I marked Holocaust Memorial Day yesterday at Liverpool Town Hall in a moving event hosted by the Lord Mayor, Councillor Malcolm Kennedy.

 

Jan 22

Using music to transform lives

The benefits of music for people living with dementia are remarkable. The new report from the Commission on Dementia and Music, What would life be – without a song or a dance, what are we? calls for the growing positive evidence base to support a more co-ordinated roll-out of provision across the country.Dementia music

I was delighted to be able to contribute to the report in a small way as a commissioner. I have already signed up my constituency office to becoming dementia friendly so that a person with dementia will be welcomed and can expect understanding, respect and support from me and my staff. I also recently completed the Dementia Friend training for a second time with the Commons Health Select Committee.

That is because dementia is a pressing issue. By 2025 in the UK, there will be one million people living with dementia and the number of people with dementia is expected to triple by 2050.

The Commission brought together neuroscientists, music therapists, charities, start-ups and academics. It found that music can play an important role in helping with the prevention, management, treatment and care for people with dementia.

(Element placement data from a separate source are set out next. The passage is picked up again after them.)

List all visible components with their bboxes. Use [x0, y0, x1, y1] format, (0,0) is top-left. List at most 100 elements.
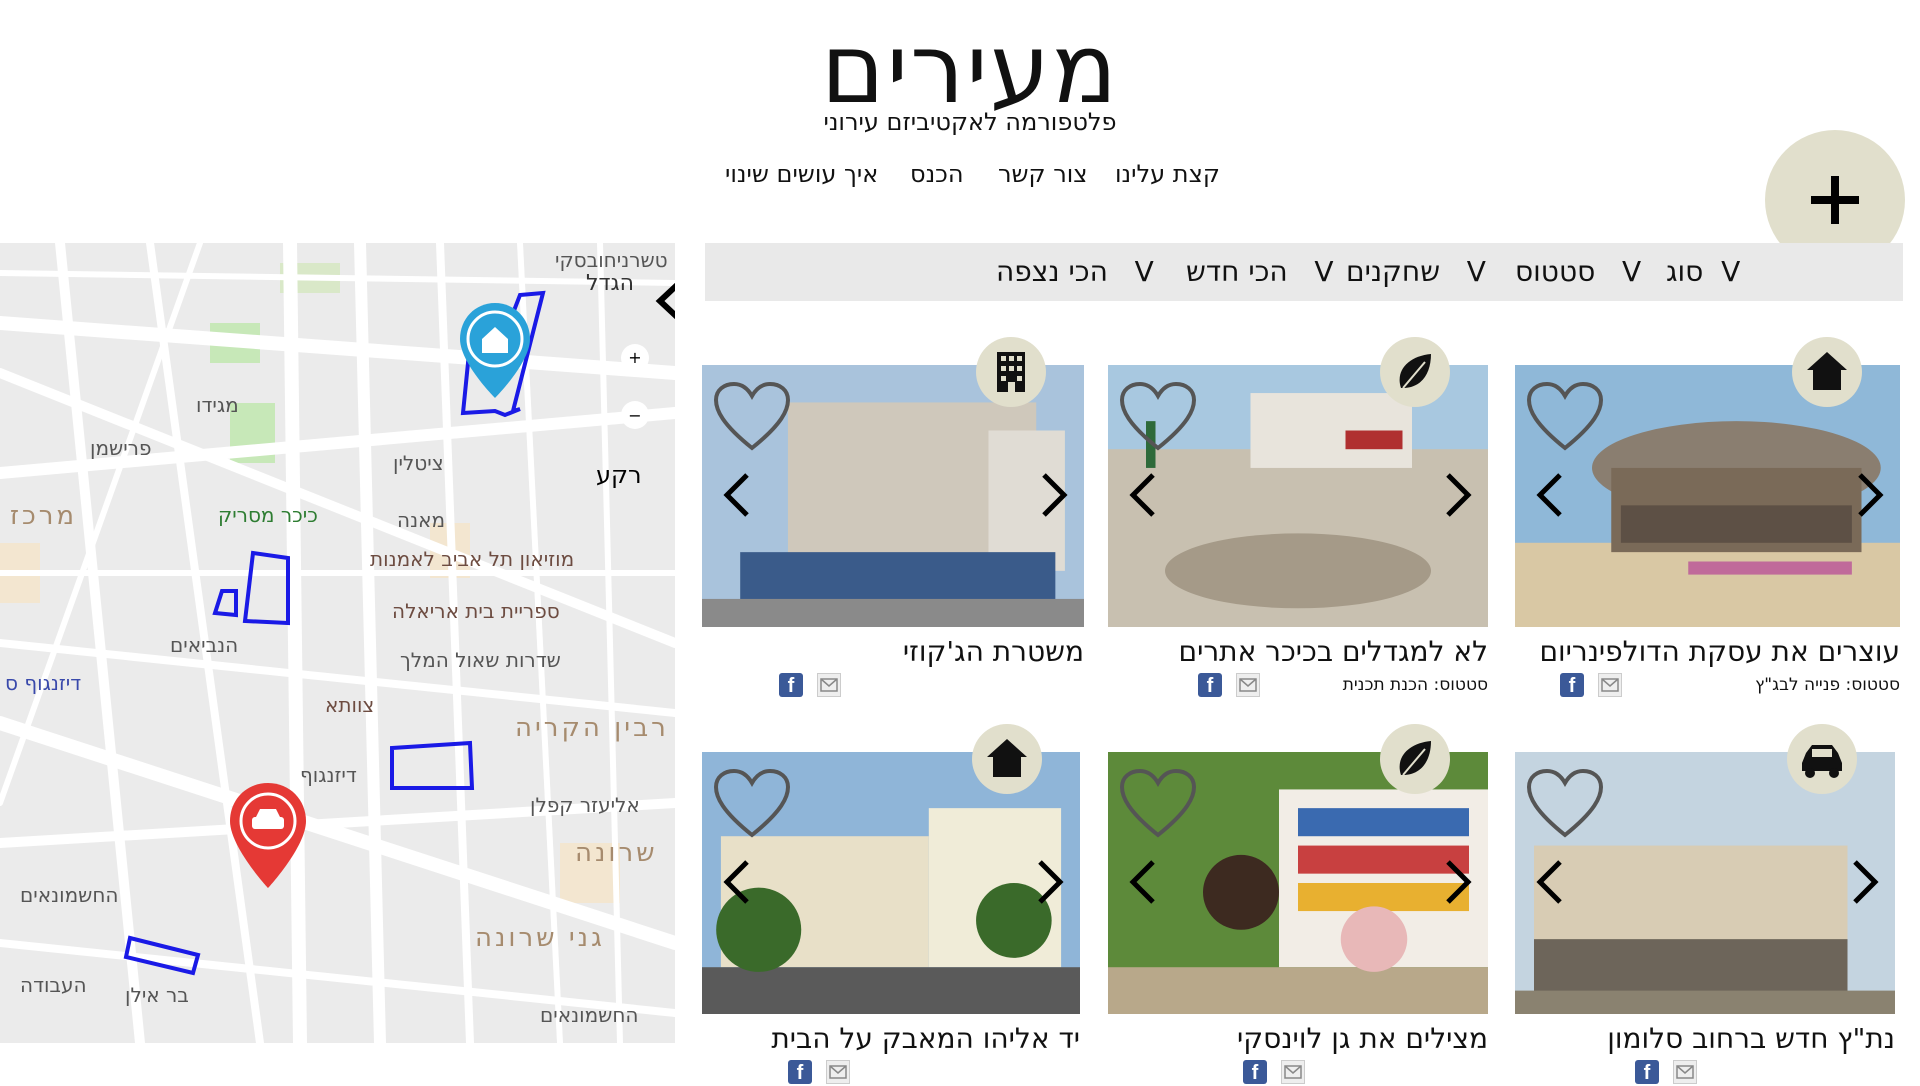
map[interactable]: + − הגדל רקע טשרניחובסקי מגידו פרישמן צי… [0, 243, 675, 1043]
leaf-icon [1399, 354, 1431, 389]
building-icon [997, 352, 1025, 392]
mail-icon [1284, 1065, 1302, 1079]
project-status: סטטוס: פנייה לבג"ץ [1755, 675, 1900, 695]
favorite-heart-icon[interactable] [712, 767, 792, 839]
map-area-label: גני שרונה [475, 923, 605, 953]
map-street-label: החשמונאים [20, 883, 119, 907]
leaf-icon [1399, 741, 1431, 776]
map-background-label[interactable]: רקע [596, 461, 642, 489]
nav-contact[interactable]: צור קשר [998, 160, 1088, 188]
mail-icon [1676, 1065, 1694, 1079]
dropdown-marker: V [1314, 255, 1334, 288]
facebook-share-button[interactable]: f [1243, 1060, 1267, 1084]
mail-share-button[interactable] [826, 1060, 850, 1084]
category-badge [972, 724, 1042, 794]
map-poi-label: ספריית בית אריאלה [392, 599, 560, 623]
facebook-share-button[interactable]: f [1198, 673, 1222, 697]
project-status: סטטוס: הכנת תכנית [1342, 675, 1488, 695]
carousel-next-arrow[interactable] [1845, 852, 1885, 912]
project-title[interactable]: לא למגדלים בכיכר אתרים [1179, 635, 1488, 668]
map-street-label: החשמונאים [540, 1003, 639, 1027]
project-title[interactable]: יד אליהו המאבק על הבית [771, 1022, 1080, 1055]
category-badge [1380, 724, 1450, 794]
favorite-heart-icon[interactable] [1118, 380, 1198, 452]
home-icon [1807, 352, 1847, 390]
facebook-share-button[interactable]: f [779, 673, 803, 697]
map-street-label: מאנה [397, 508, 446, 532]
mail-share-button[interactable] [1236, 673, 1260, 697]
map-street-label: אליעזר קפלן [530, 793, 640, 817]
project-title[interactable]: עוצרים את עסקת הדולפינריום [1539, 635, 1900, 668]
map-poi-label: דיזנגוף ס [5, 671, 82, 695]
carousel-prev-arrow[interactable] [1530, 465, 1570, 525]
carousel-next-arrow[interactable] [1850, 465, 1890, 525]
carousel-prev-arrow[interactable] [1530, 852, 1570, 912]
mail-share-button[interactable] [1281, 1060, 1305, 1084]
map-place-label: כיכר מסריק [218, 503, 318, 527]
map-street-label: פרישמן [90, 436, 152, 460]
filter-newest[interactable]: V הכי חדש [1186, 255, 1334, 288]
nav-how-to-change[interactable]: איך עושים שינוי [725, 160, 878, 188]
site-subtitle: פלטפורמה לאקטיביזם עירוני [823, 108, 1117, 136]
map-street-label: בר אילן [125, 983, 189, 1007]
filter-type[interactable]: V סוג [1666, 255, 1740, 288]
plus-icon [1811, 176, 1859, 224]
mail-share-button[interactable] [1598, 673, 1622, 697]
mail-icon [1601, 678, 1619, 692]
filter-label: סוג [1666, 255, 1704, 288]
filter-label: הכי חדש [1186, 255, 1288, 288]
mail-icon [1239, 678, 1257, 692]
map-area-label: מרכז [10, 501, 78, 531]
favorite-heart-icon[interactable] [1525, 380, 1605, 452]
mail-icon [820, 678, 838, 692]
home-icon [987, 739, 1027, 777]
category-badge [1380, 337, 1450, 407]
map-street-label: העבודה [20, 973, 87, 997]
carousel-next-arrow[interactable] [1030, 852, 1070, 912]
project-title[interactable]: משטרת הג'קוזי [903, 635, 1084, 668]
category-badge [976, 337, 1046, 407]
facebook-share-button[interactable]: f [788, 1060, 812, 1084]
carousel-next-arrow[interactable] [1034, 465, 1074, 525]
favorite-heart-icon[interactable] [1118, 767, 1198, 839]
filter-label: הכי נצפה [996, 255, 1108, 288]
map-enlarge-label[interactable]: הגדל [586, 271, 634, 296]
carousel-next-arrow[interactable] [1438, 852, 1478, 912]
carousel-prev-arrow[interactable] [1123, 465, 1163, 525]
map-poi-label: צוותא [325, 693, 375, 717]
dropdown-marker: V [1466, 255, 1486, 288]
facebook-share-button[interactable]: f [1635, 1060, 1659, 1084]
map-street-label: הנביאים [170, 633, 239, 657]
map-street-label: מגידו [196, 393, 239, 417]
map-street-label: שדרות שאול המלך [400, 648, 561, 672]
map-street-label: טשרניחובסקי [555, 248, 668, 272]
map-street-label: דיזנגוף [300, 763, 357, 787]
dropdown-marker: V [1621, 255, 1642, 288]
project-title[interactable]: מצילים את גן לוינסקי [1237, 1022, 1488, 1055]
mail-icon [829, 1065, 847, 1079]
carousel-next-arrow[interactable] [1438, 465, 1478, 525]
carousel-prev-arrow[interactable] [717, 465, 757, 525]
map-area-label: רבין הקריה [515, 713, 669, 743]
nav-login[interactable]: הכנס [910, 160, 964, 188]
map-area-label: שרונה [575, 838, 658, 868]
mail-share-button[interactable] [1673, 1060, 1697, 1084]
filter-players[interactable]: V שחקנים [1346, 255, 1486, 288]
nav-about[interactable]: קצת עלינו [1115, 160, 1220, 188]
filter-label: שחקנים [1346, 255, 1441, 288]
favorite-heart-icon[interactable] [712, 380, 792, 452]
filter-most-viewed[interactable]: V הכי נצפה [996, 255, 1154, 288]
carousel-prev-arrow[interactable] [717, 852, 757, 912]
svg-text:−: − [628, 406, 641, 425]
project-title[interactable]: נת"ץ חדש ברחוב סלומון [1607, 1022, 1895, 1055]
mail-share-button[interactable] [817, 673, 841, 697]
category-badge [1787, 724, 1857, 794]
dropdown-marker: V [1134, 255, 1154, 288]
facebook-share-button[interactable]: f [1560, 673, 1584, 697]
carousel-prev-arrow[interactable] [1123, 852, 1163, 912]
filter-status[interactable]: V סטטוס [1515, 255, 1641, 288]
svg-text:+: + [628, 348, 641, 367]
map-poi-label: מוזיאון תל אביב לאמנות [370, 547, 575, 571]
filter-label: סטטוס [1515, 255, 1596, 288]
favorite-heart-icon[interactable] [1525, 767, 1605, 839]
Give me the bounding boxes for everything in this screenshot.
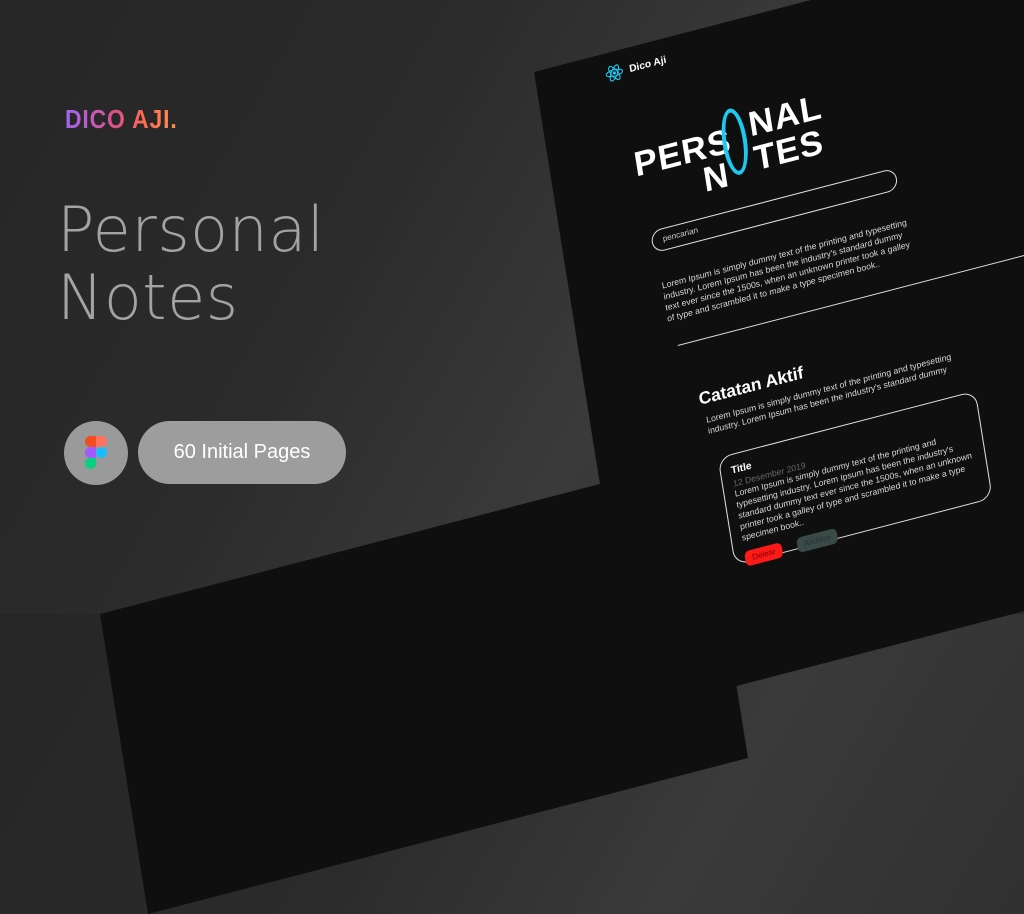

Music-based activities can change the lives of people living with dementia and their families by enabling communication and decreasing anxiety, agitation and depression, regardless of gender, ethnicity or background.

However, while the evidence base for the positive impact of music is growing, the commission found that access to appropriate music-based activities around the country is uneven and too often relies on hard-pressed individuals and volunteers.

It called for greater awareness of the benefits of music, improved co-ordination and funding that matches the potential for music to make a difference to millions of lives.